Giorgia Meloni, l’actuelle première ministre du gouvernement de coalition de la droite dure, a grandi politiquement au sein du parti néo-fasciste MSI. Elle était une jeune activiste dans la région de Rome. Bien qu’elle et son parti aient pris leurs distances avec certains aspects de la période fasciste – par exemple, la persécution de la communauté juive – ils n’ont pas complètement répudié ce régime.

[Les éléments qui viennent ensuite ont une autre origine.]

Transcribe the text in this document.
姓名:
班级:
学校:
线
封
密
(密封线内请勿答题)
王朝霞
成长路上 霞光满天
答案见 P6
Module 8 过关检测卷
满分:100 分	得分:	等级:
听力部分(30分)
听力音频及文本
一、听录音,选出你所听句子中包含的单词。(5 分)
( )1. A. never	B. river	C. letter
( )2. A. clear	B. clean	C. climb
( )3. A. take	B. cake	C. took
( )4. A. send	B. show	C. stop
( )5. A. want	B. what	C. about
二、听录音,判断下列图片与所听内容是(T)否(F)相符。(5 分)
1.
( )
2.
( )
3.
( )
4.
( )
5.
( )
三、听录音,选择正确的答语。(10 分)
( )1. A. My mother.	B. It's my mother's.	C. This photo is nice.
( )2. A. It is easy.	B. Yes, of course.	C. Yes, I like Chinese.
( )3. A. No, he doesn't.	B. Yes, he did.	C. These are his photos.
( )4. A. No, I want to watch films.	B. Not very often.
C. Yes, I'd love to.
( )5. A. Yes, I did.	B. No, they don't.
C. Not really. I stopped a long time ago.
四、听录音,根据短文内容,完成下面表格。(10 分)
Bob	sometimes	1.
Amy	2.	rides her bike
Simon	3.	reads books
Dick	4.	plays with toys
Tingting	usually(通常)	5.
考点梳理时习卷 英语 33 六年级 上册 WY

En même temps, ce courant politique tente depuis un moment, et avec un certain succès, de minimiser et même d’éliminer le fondement antifasciste de la Constitution italienne de 1948. J’en recommande la lecture (seulement l’introduction) pour son contenu progressiste – pour autant qu’une constitution bourgeoise le permette – par rapport au cadre britannique.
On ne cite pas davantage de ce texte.